Health workers, deeply invested in the precepts of social medicine, are sure to resist Milei’s attempts at health reform. In response to Milei’s plans, the president of the Argentine Public Health Association stated that “solidarity and the building of the common good are present in the DNA” of health personnel in Argentina. The public is also likely to worry at the prospect of increased fees and the lack of coverage for basic health care needs.
Research under attack
Milei hasn’t won anything yet, nor is there a clear rightward tilt in Latin American politics – in the past two years, leftist presidential candidates have prevailed in countries as varied as Brazil, Chile, Colombia and Guatemala. But even if he fails to push through his radical agenda, the rhetoric of his campaign could serve to undermine confidence in Argentina’s health and science institutions.
Milei capitalizes on the politics of resentment, vilifying “unproductive” researchers who receive support from Conicet, especially social science and humanities scholars.

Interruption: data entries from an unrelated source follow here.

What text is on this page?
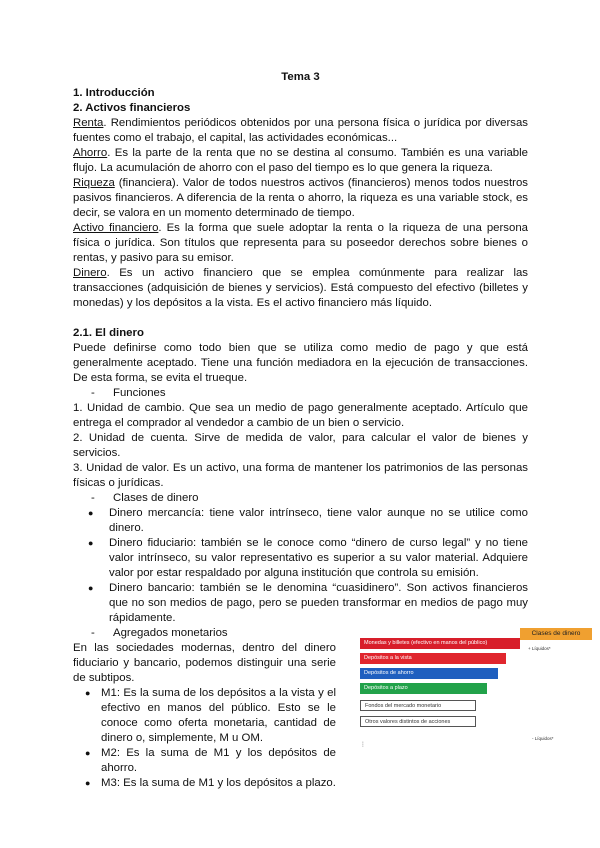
Tema 3
1. Introducción
2. Activos financieros

Renta. Rendimientos periódicos obtenidos por una persona física o jurídica por diversas fuentes como el trabajo, el capital, las actividades económicas...

Ahorro. Es la parte de la renta que no se destina al consumo. También es una variable flujo. La acumulación de ahorro con el paso del tiempo es lo que genera la riqueza.

Riqueza (financiera). Valor de todos nuestros activos (financieros) menos todos nuestros pasivos financieros. A diferencia de la renta o ahorro, la riqueza es una variable stock, es decir, se valora en un momento determinado de tiempo.

Activo financiero. Es la forma que suele adoptar la renta o la riqueza de una persona física o jurídica. Son títulos que representa para su poseedor derechos sobre bienes o rentas, y pasivo para su emisor.

Dinero. Es un activo financiero que se emplea comúnmente para realizar las transacciones (adquisición de bienes y servicios). Está compuesto del efectivo (billetes y monedas) y los depósitos a la vista. Es el activo financiero más líquido.

2.1. El dinero

Puede definirse como todo bien que se utiliza como medio de pago y que está generalmente aceptado. Tiene una función mediadora en la ejecución de transacciones. De esta forma, se evita el trueque.

- Funciones

1. Unidad de cambio. Que sea un medio de pago generalmente aceptado. Artículo que entrega el comprador al vendedor a cambio de un bien o servicio.

2. Unidad de cuenta. Sirve de medida de valor, para calcular el valor de bienes y servicios.

3. Unidad de valor. Es un activo, una forma de mantener los patrimonios de las personas físicas o jurídicas.

- Clases de dinero
● Dinero mercancía: tiene valor intrínseco, tiene valor aunque no se utilice como dinero.
● Dinero fiduciario: también se le conoce como “dinero de curso legal” y no tiene valor intrínseco, su valor representativo es superior a su valor material. Adquiere valor por estar respaldado por alguna institución que controla su emisión.
● Dinero bancario: también se le denomina “cuasidinero”. Son activos financieros que no son medios de pago, pero se pueden transformar en medios de pago muy rápidamente.
- Agregados monetarios

En las sociedades modernas, dentro del dinero fiduciario y bancario, podemos distinguir una serie de subtipos.

● M1: Es la suma de los depósitos a la vista y el efectivo en manos del público. Esto se le conoce como oferta monetaria, cantidad de dinero o, simplemente, M u OM.
● M2: Es la suma de M1 y los depósitos de ahorro.
● M3: Es la suma de M1 y los depósitos a plazo.
Clases de dinero
Monedas y billetes (efectivo en manos del público)
Depósitos a la vista
Depósitos de ahorro
Depósitos a plazo
Fondos del mercado monetario
Otros valores distintos de acciones
+ Líquidos*
- Líquidos*
⋮
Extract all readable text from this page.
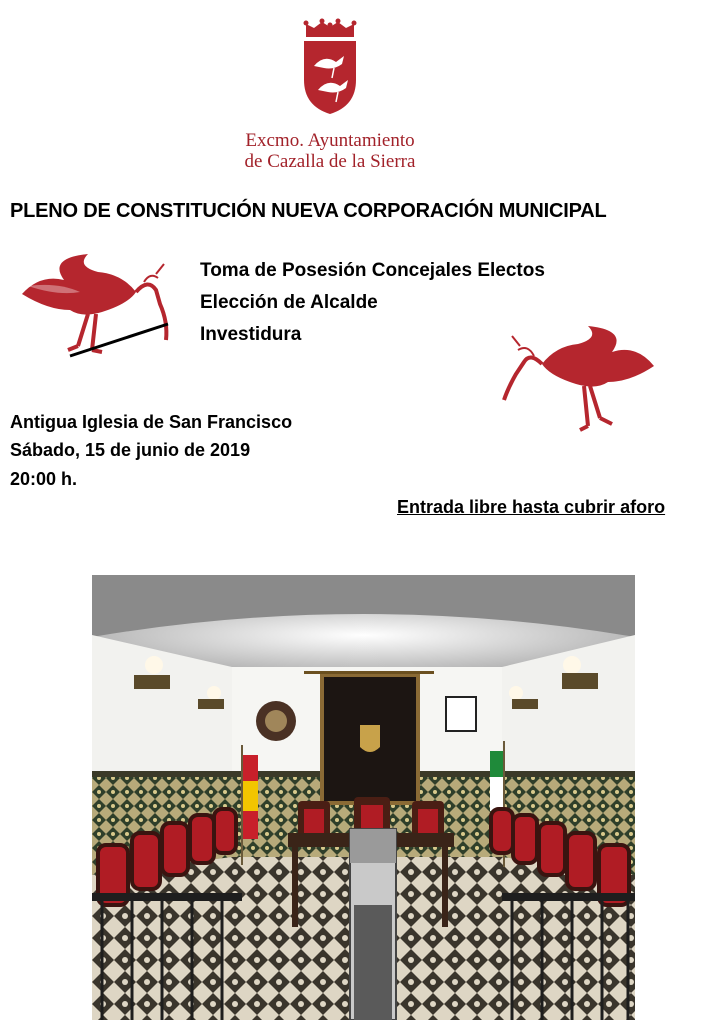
Excmo. Ayuntamiento
de Cazalla de la Sierra
PLENO DE CONSTITUCIÓN NUEVA CORPORACIÓN MUNICIPAL
Toma de Posesión Concejales Electos
Elección de Alcalde
Investidura
Antigua Iglesia de San Francisco
Sábado, 15 de junio de 2019
20:00 h.
Entrada libre hasta cubrir aforo
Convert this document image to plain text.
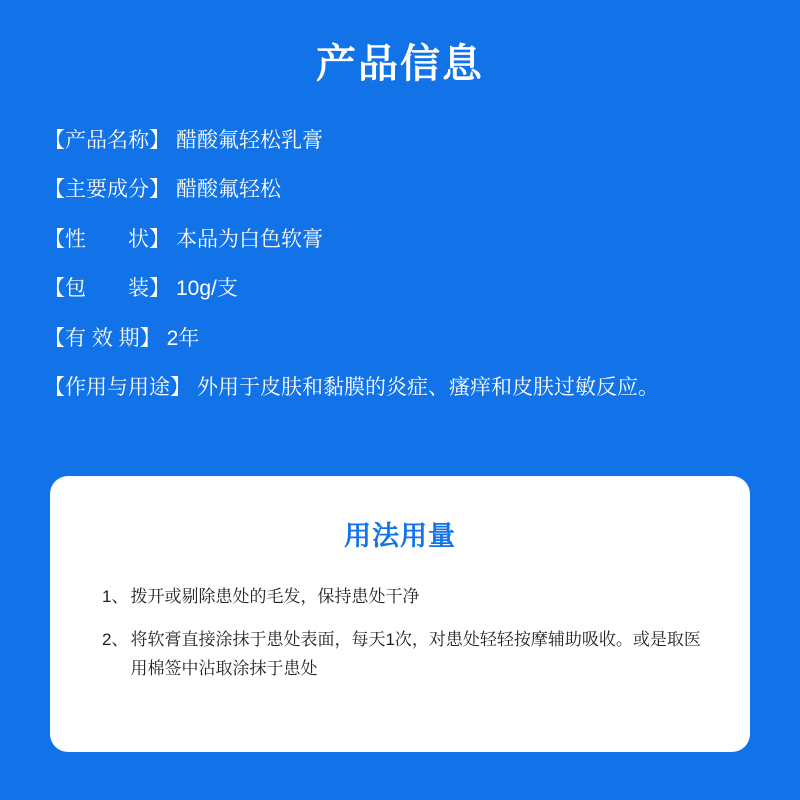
产品信息
【产品名称】 醋酸氟轻松乳膏
【主要成分】 醋酸氟轻松
【性　　状】 本品为白色软膏
【包　　装】 10g/支
【有 效 期】 2年
【作用与用途】 外用于皮肤和黏膜的炎症、瘙痒和皮肤过敏反应。
用法用量
1、 拨开或剔除患处的毛发，保持患处干净
2、 将软膏直接涂抹于患处表面，每天1次，对患处轻轻按摩辅助吸收。或是取医用棉签中沾取涂抹于患处
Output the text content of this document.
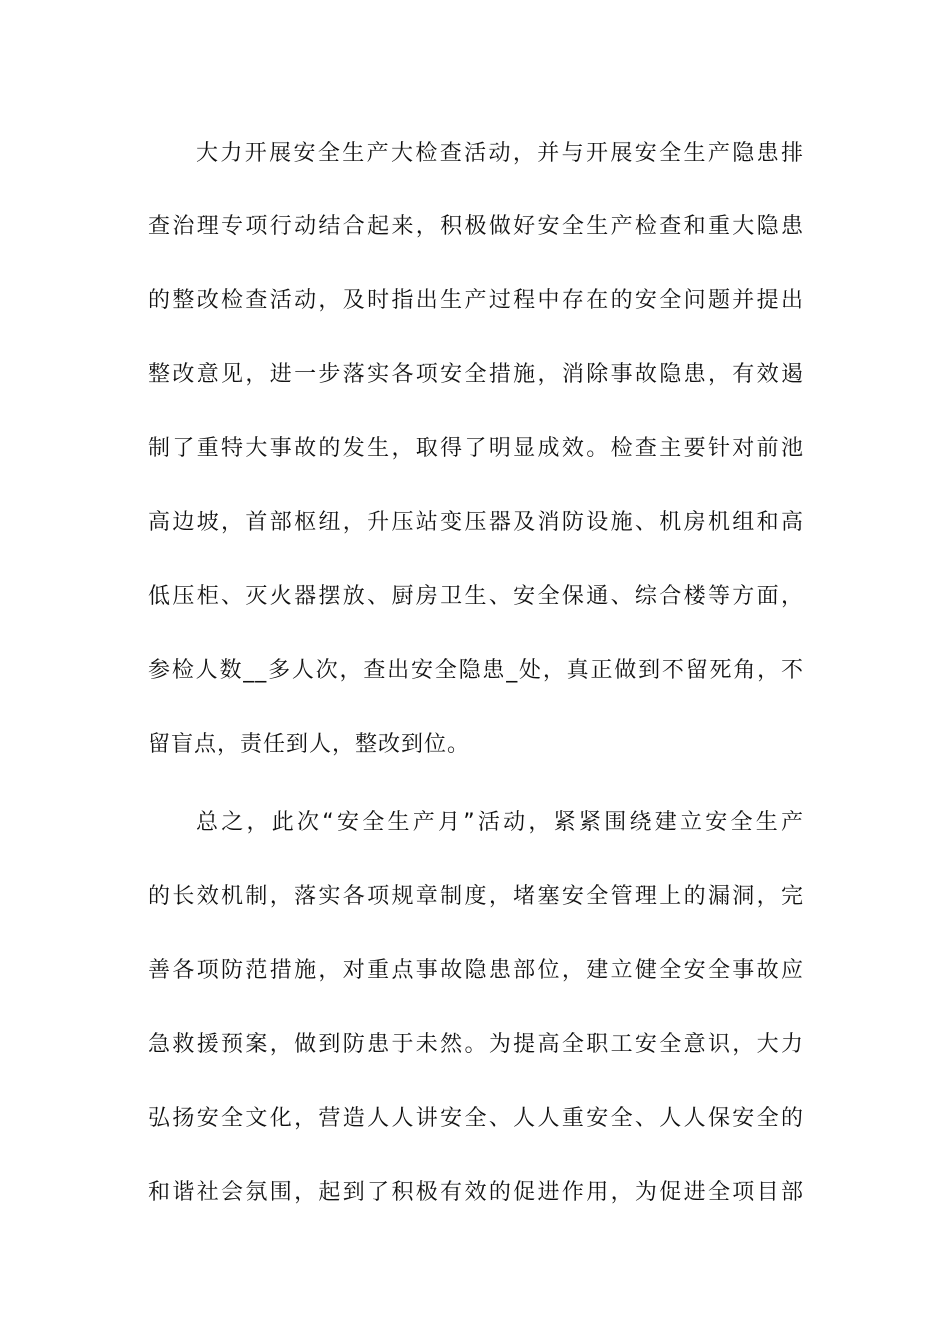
大力开展安全生产大检查活动，并与开展安全生产隐患排
查治理专项行动结合起来，积极做好安全生产检查和重大隐患
的整改检查活动，及时指出生产过程中存在的安全问题并提出
整改意见，进一步落实各项安全措施，消除事故隐患，有效遏
制了重特大事故的发生，取得了明显成效。检查主要针对前池
高边坡，首部枢纽，升压站变压器及消防设施、机房机组和高
低压柜、灭火器摆放、厨房卫生、安全保通、综合楼等方面，
参检人数__多人次，查出安全隐患_处，真正做到不留死角，不
留盲点，责任到人，整改到位。
总之，此次“安全生产月”活动，紧紧围绕建立安全生产
的长效机制，落实各项规章制度，堵塞安全管理上的漏洞，完
善各项防范措施，对重点事故隐患部位，建立健全安全事故应
急救援预案，做到防患于未然。为提高全职工安全意识，大力
弘扬安全文化，营造人人讲安全、人人重安全、人人保安全的
和谐社会氛围，起到了积极有效的促进作用，为促进全项目部
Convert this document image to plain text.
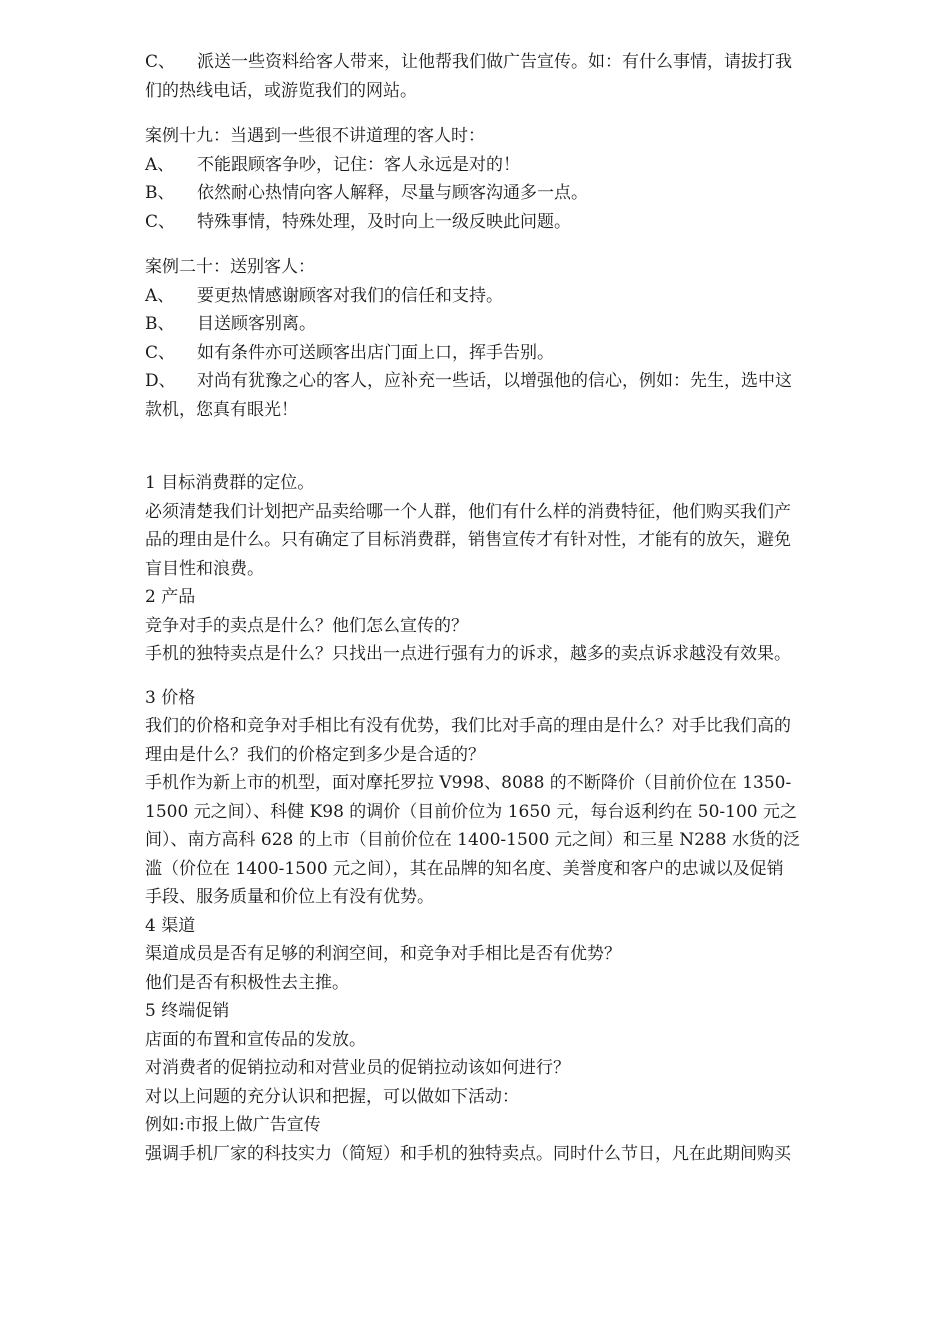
C、	派送一些资料给客人带来，让他帮我们做广告宣传。如：有什么事情，请拔打我
们的热线电话，或游览我们的网站。
案例十九：当遇到一些很不讲道理的客人时：
A、	不能跟顾客争吵，记住：客人永远是对的！
B、	依然耐心热情向客人解释，尽量与顾客沟通多一点。
C、	特殊事情，特殊处理，及时向上一级反映此问题。
案例二十：送别客人：
A、	要更热情感谢顾客对我们的信任和支持。
B、	目送顾客别离。
C、	如有条件亦可送顾客出店门面上口，挥手告别。
D、	对尚有犹豫之心的客人，应补充一些话，以增强他的信心，例如：先生，选中这
款机，您真有眼光！
1 目标消费群的定位。
必须清楚我们计划把产品卖给哪一个人群，他们有什么样的消费特征，他们购买我们产
品的理由是什么。只有确定了目标消费群，销售宣传才有针对性，才能有的放矢，避免
盲目性和浪费。
2 产品
竞争对手的卖点是什么？他们怎么宣传的？
手机的独特卖点是什么？只找出一点进行强有力的诉求，越多的卖点诉求越没有效果。
3 价格
我们的价格和竞争对手相比有没有优势，我们比对手高的理由是什么？对手比我们高的
理由是什么？我们的价格定到多少是合适的？
手机作为新上市的机型，面对摩托罗拉 V998、8088 的不断降价（目前价位在 1350-
1500 元之间）、科健 K98 的调价（目前价位为 1650 元，每台返利约在 50-100 元之
间）、南方高科 628 的上市（目前价位在 1400-1500 元之间）和三星 N288 水货的泛
滥（价位在 1400-1500 元之间），其在品牌的知名度、美誉度和客户的忠诚以及促销
手段、服务质量和价位上有没有优势。
4 渠道
渠道成员是否有足够的利润空间，和竞争对手相比是否有优势？
他们是否有积极性去主推。
5 终端促销
店面的布置和宣传品的发放。
对消费者的促销拉动和对营业员的促销拉动该如何进行？
对以上问题的充分认识和把握，可以做如下活动：
例如:市报上做广告宣传
强调手机厂家的科技实力（简短）和手机的独特卖点。同时什么节日，凡在此期间购买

Such attacks on government support for scientific research, health care and education are consistent with a global right-wing ideology, typified by the likes of Viktor Orban of Hungary or Ron DeSantis, a Republican presidential candidate in the U.S.
Within the bottom-line mentality of neoliberalism – a political ideology that preaches free-market reforms over state involvement – such research is seldom viewed as profitable, nor does it tend to offer the possibility of new therapies or technologies produced by “hard” sciences and modern biomedicine.
But as the history of Latin American social medicine shows, social scientists can counter that, with time, their approach has helped build more just, free and healthy societies. And that legacy is now at stake as Argentinians head toward the polls.